Common mix ups and how to avoid them
Some participants ask for Daily Living Skills sessions that turn into general cleaning. That invites knock backs at plan review because the time is not being used to build independence. Keep training sessions focused on one or two skills, document what was practiced, and schedule separate time for cleaning.
Others try to fit all supports into Core because it is flexible. That can work short term but it slows progress. Use Capacity Building for structured learning. Over months you may reduce the Core hours you need.
Real world scenarios
A young adult moving into shared living wants to cook a basic dinner twice a week. An occupational therapist sets a program that starts with knife safety and simple chopping, then moves to one pan meals, then to shopping with a list. After eight weeks the participant cooks on their own while the worker provides only reminders. That is Daily Living Skills.
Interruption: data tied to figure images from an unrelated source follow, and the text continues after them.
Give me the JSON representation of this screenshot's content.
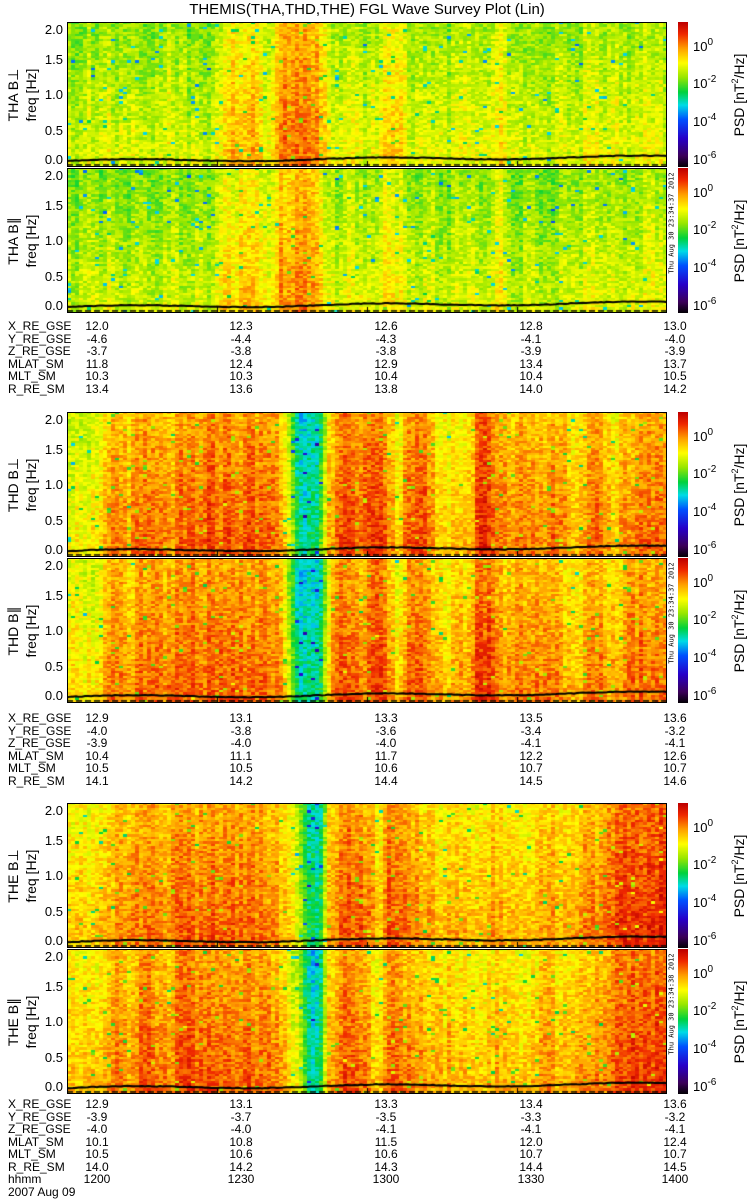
{
  "title": "THEMIS(THA,THD,THE) FGL Wave Survey Plot (Lin)",
  "date": "2007 Aug 09",
  "colors": {
    "line": "#000000",
    "background": "#ffffff"
  },
  "colorbar": {
    "label_prefix": "PSD [nT",
    "label_sup": "2",
    "label_suffix": "/Hz]",
    "ticks": [
      {
        "base": "10",
        "exp": "0",
        "value": 0
      },
      {
        "base": "10",
        "exp": "-2",
        "value": -2
      },
      {
        "base": "10",
        "exp": "-4",
        "value": -4
      },
      {
        "base": "10",
        "exp": "-6",
        "value": -6
      }
    ],
    "range_log10": [
      -6.5,
      1.2
    ]
  },
  "freq_ticks": [
    "0.0",
    "0.5",
    "1.0",
    "1.5",
    "2.0"
  ],
  "freq_label": "freq [Hz]",
  "stamps": [
    "Thu Aug 30 23:34:37 2012",
    "Thu Aug 30 23:34:37 2012",
    "Thu Aug 30 23:34:38 2012"
  ],
  "chart_data": [
    {
      "type": "heatmap",
      "probe": "THA",
      "component": "THA B⊥",
      "xlabel": "hhmm",
      "ylabel": "freq [Hz]",
      "xlim": [
        "1200",
        "1400"
      ],
      "ylim": [
        0,
        2.05
      ],
      "zlabel": "PSD [nT^2/Hz]",
      "time_profile_log10_psd": [
        -1.2,
        -1.3,
        -1.1,
        -1.2,
        -1.0,
        -1.3,
        -1.2,
        -1.1,
        -1.3,
        -1.2,
        -1.0,
        -1.2,
        -1.3,
        -1.1,
        -1.2,
        -0.9,
        -0.3,
        -0.4,
        -0.2,
        -0.5,
        -0.9,
        0.1,
        0.2,
        0.3,
        0.1,
        0.0,
        -1.0,
        -1.1,
        -0.9,
        -1.0,
        -1.1,
        -0.9,
        -0.4,
        -0.5,
        -1.1,
        -1.2,
        -1.0,
        -1.1,
        -1.2,
        -1.0,
        -1.1,
        -1.2,
        -1.0,
        -0.5,
        -1.2,
        -1.3,
        -1.1,
        -1.2,
        -1.3,
        -1.1,
        -1.2,
        -1.2,
        -0.7,
        -1.0,
        -1.1,
        -1.0,
        -1.1,
        -1.0,
        -0.9,
        -1.0
      ]
    },
    {
      "type": "heatmap",
      "probe": "THA",
      "component": "THA B∥",
      "xlabel": "hhmm",
      "ylabel": "freq [Hz]",
      "xlim": [
        "1200",
        "1400"
      ],
      "ylim": [
        0,
        2.05
      ],
      "time_profile_log10_psd": [
        -1.3,
        -1.4,
        -1.2,
        -1.3,
        -1.1,
        -1.4,
        -1.3,
        -1.2,
        -1.4,
        -1.3,
        -1.1,
        -1.3,
        -1.4,
        -1.2,
        -1.3,
        -1.0,
        -0.5,
        -0.6,
        -0.4,
        -0.7,
        -1.0,
        -0.1,
        0.0,
        0.1,
        -0.1,
        -0.2,
        -1.1,
        -1.2,
        -1.0,
        -1.1,
        -1.2,
        -1.0,
        -0.6,
        -0.7,
        -1.2,
        -1.3,
        -1.1,
        -1.2,
        -1.3,
        -1.1,
        -1.2,
        -1.3,
        -1.1,
        -0.7,
        -1.3,
        -1.4,
        -1.2,
        -1.3,
        -1.4,
        -1.2,
        -1.3,
        -1.3,
        -0.9,
        -1.1,
        -1.2,
        -1.1,
        -1.2,
        -1.1,
        -1.0,
        -1.1
      ]
    },
    {
      "type": "heatmap",
      "probe": "THD",
      "component": "THD B⊥",
      "xlabel": "hhmm",
      "ylabel": "freq [Hz]",
      "xlim": [
        "1200",
        "1400"
      ],
      "ylim": [
        0,
        2.05
      ],
      "time_profile_log10_psd": [
        -0.8,
        -0.7,
        -0.9,
        -0.6,
        0.0,
        0.1,
        -0.2,
        0.2,
        0.3,
        0.1,
        0.0,
        0.3,
        0.4,
        0.2,
        0.5,
        0.3,
        0.4,
        0.2,
        0.5,
        0.3,
        0.2,
        0.0,
        -1.0,
        -2.6,
        -2.7,
        -2.6,
        -0.3,
        0.5,
        0.6,
        0.3,
        0.4,
        0.7,
        0.2,
        -0.6,
        0.5,
        0.4,
        0.3,
        -0.4,
        -0.5,
        -0.3,
        -0.4,
        0.8,
        0.7,
        0.1,
        0.0,
        0.2,
        0.3,
        0.0,
        0.1,
        0.2,
        -0.2,
        -0.3,
        0.2,
        0.3,
        -0.2,
        -0.3,
        0.1,
        0.4,
        0.3,
        0.2
      ]
    },
    {
      "type": "heatmap",
      "probe": "THD",
      "component": "THD B∥",
      "xlabel": "hhmm",
      "ylabel": "freq [Hz]",
      "xlim": [
        "1200",
        "1400"
      ],
      "ylim": [
        0,
        2.05
      ],
      "time_profile_log10_psd": [
        -0.7,
        -0.6,
        -0.8,
        -0.5,
        0.0,
        0.1,
        -0.1,
        0.2,
        0.3,
        0.1,
        0.1,
        0.3,
        0.4,
        0.2,
        0.4,
        0.3,
        0.4,
        0.2,
        0.4,
        0.3,
        0.2,
        0.0,
        -1.1,
        -2.7,
        -2.8,
        -2.7,
        -0.4,
        0.4,
        0.5,
        0.2,
        0.3,
        0.6,
        0.1,
        -0.7,
        0.4,
        0.3,
        0.2,
        -0.3,
        -0.4,
        -0.2,
        -0.3,
        0.7,
        0.6,
        0.1,
        0.0,
        0.1,
        0.2,
        0.0,
        0.1,
        0.1,
        -0.2,
        -0.3,
        0.1,
        0.2,
        -0.2,
        -0.3,
        0.1,
        0.3,
        0.2,
        0.1
      ]
    },
    {
      "type": "heatmap",
      "probe": "THE",
      "component": "THE B⊥",
      "xlabel": "hhmm",
      "ylabel": "freq [Hz]",
      "xlim": [
        "1200",
        "1400"
      ],
      "ylim": [
        0,
        2.05
      ],
      "time_profile_log10_psd": [
        -0.6,
        -0.5,
        -0.7,
        -0.4,
        -0.1,
        0.0,
        -0.2,
        0.2,
        0.3,
        0.1,
        0.0,
        0.3,
        0.4,
        0.2,
        0.4,
        0.3,
        0.2,
        0.3,
        0.4,
        0.2,
        0.1,
        0.0,
        -0.5,
        -1.0,
        -2.5,
        -2.6,
        -0.2,
        0.4,
        0.5,
        0.3,
        0.2,
        -0.5,
        0.6,
        0.3,
        0.2,
        0.1,
        -0.2,
        -0.3,
        -0.1,
        -0.2,
        -0.4,
        -0.3,
        -0.2,
        -0.1,
        -0.3,
        -0.2,
        -0.4,
        -0.1,
        0.0,
        -0.2,
        -0.1,
        0.0,
        0.2,
        0.1,
        0.3,
        0.6,
        0.7,
        0.8,
        0.7,
        0.8
      ]
    },
    {
      "type": "heatmap",
      "probe": "THE",
      "component": "THE B∥",
      "xlabel": "hhmm",
      "ylabel": "freq [Hz]",
      "xlim": [
        "1200",
        "1400"
      ],
      "ylim": [
        0,
        2.05
      ],
      "time_profile_log10_psd": [
        -0.5,
        -0.4,
        -0.6,
        -0.3,
        0.0,
        0.1,
        -0.1,
        0.3,
        0.4,
        0.2,
        0.1,
        0.4,
        0.5,
        0.3,
        0.4,
        0.3,
        0.2,
        0.3,
        0.4,
        0.2,
        0.1,
        0.0,
        -0.6,
        -1.1,
        -2.6,
        -2.7,
        -0.3,
        0.3,
        0.4,
        0.2,
        0.1,
        -0.6,
        0.5,
        0.2,
        0.1,
        0.0,
        -0.3,
        -0.4,
        -0.2,
        -0.3,
        -0.5,
        -0.4,
        -0.3,
        -0.2,
        -0.4,
        -0.3,
        -0.5,
        -0.2,
        -0.1,
        -0.3,
        -0.2,
        -0.1,
        0.1,
        0.0,
        0.2,
        0.5,
        0.6,
        0.7,
        0.6,
        0.7
      ]
    }
  ],
  "ephemeris": [
    {
      "rows": [
        {
          "label": "X_RE_GSE",
          "values": [
            "12.0",
            "12.3",
            "12.6",
            "12.8",
            "13.0"
          ]
        },
        {
          "label": "Y_RE_GSE",
          "values": [
            "-4.6",
            "-4.4",
            "-4.3",
            "-4.1",
            "-4.0"
          ]
        },
        {
          "label": "Z_RE_GSE",
          "values": [
            "-3.7",
            "-3.8",
            "-3.8",
            "-3.9",
            "-3.9"
          ]
        },
        {
          "label": "MLAT_SM",
          "values": [
            "11.8",
            "12.4",
            "12.9",
            "13.4",
            "13.7"
          ]
        },
        {
          "label": "MLT_SM",
          "values": [
            "10.3",
            "10.3",
            "10.4",
            "10.4",
            "10.5"
          ]
        },
        {
          "label": "R_RE_SM",
          "values": [
            "13.4",
            "13.6",
            "13.8",
            "14.0",
            "14.2"
          ]
        }
      ]
    },
    {
      "rows": [
        {
          "label": "X_RE_GSE",
          "values": [
            "12.9",
            "13.1",
            "13.3",
            "13.5",
            "13.6"
          ]
        },
        {
          "label": "Y_RE_GSE",
          "values": [
            "-4.0",
            "-3.8",
            "-3.6",
            "-3.4",
            "-3.2"
          ]
        },
        {
          "label": "Z_RE_GSE",
          "values": [
            "-3.9",
            "-4.0",
            "-4.0",
            "-4.1",
            "-4.1"
          ]
        },
        {
          "label": "MLAT_SM",
          "values": [
            "10.4",
            "11.1",
            "11.7",
            "12.2",
            "12.6"
          ]
        },
        {
          "label": "MLT_SM",
          "values": [
            "10.5",
            "10.5",
            "10.6",
            "10.7",
            "10.7"
          ]
        },
        {
          "label": "R_RE_SM",
          "values": [
            "14.1",
            "14.2",
            "14.4",
            "14.5",
            "14.6"
          ]
        }
      ]
    },
    {
      "rows": [
        {
          "label": "X_RE_GSE",
          "values": [
            "12.9",
            "13.1",
            "13.3",
            "13.4",
            "13.6"
          ]
        },
        {
          "label": "Y_RE_GSE",
          "values": [
            "-3.9",
            "-3.7",
            "-3.5",
            "-3.3",
            "-3.2"
          ]
        },
        {
          "label": "Z_RE_GSE",
          "values": [
            "-4.0",
            "-4.0",
            "-4.1",
            "-4.1",
            "-4.1"
          ]
        },
        {
          "label": "MLAT_SM",
          "values": [
            "10.1",
            "10.8",
            "11.5",
            "12.0",
            "12.4"
          ]
        },
        {
          "label": "MLT_SM",
          "values": [
            "10.5",
            "10.6",
            "10.6",
            "10.7",
            "10.7"
          ]
        },
        {
          "label": "R_RE_SM",
          "values": [
            "14.0",
            "14.2",
            "14.3",
            "14.4",
            "14.5"
          ]
        },
        {
          "label": "hhmm",
          "values": [
            "1200",
            "1230",
            "1300",
            "1330",
            "1400"
          ]
        }
      ]
    }
  ]
}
An older participant with chronic pain needs bathrooms cleaned, beds changed, and floors mopped every fortnight. The worker follows safe manual handling, uses a checklist, and finishes within a two hour window. That is Household Tasks.
A parent wants their teenager to catch the bus to sport. The plan covers community travel training with route planning, reading timetables, and real trips at quiet times. That is Daily Living Skills. Once the teen is confident, the family may not need as much transport assistance from Core.
Simple steps to set it up
- Write three goals that matter this quarter.
- Decide which goals need learning time and which need help at home.
- Ask your therapists and support coordinator to match budgets to goals.
- Book regular sessions and keep them at the same time each week.
- Review after four weeks and adjust the mix if something is not working.
Questions to ask a provider
- Do you offer both Household Tasks and skill development, and how do you separate the two in rosters and invoices
- How do workers record practice and progress during Daily Living Skills
- Can the same worker support both categories on different days to keep rapport strong
- What training do workers receive for safe cleaning and for coaching tasks like cooking or travel
- How do you plan a gentle step down in support when skills improve
The takeaway
The NDIS uses both supports for the same purpose, a safer and more independent life. Household help keeps your home steady right now. Skill building helps you rely less on that help over time. Write goals in simple language, link each goal to the right budget, and keep short notes about progress. When you understand Household Tasks vs. Daily Living Skills, you get the right support at the right time and your plan stretches further.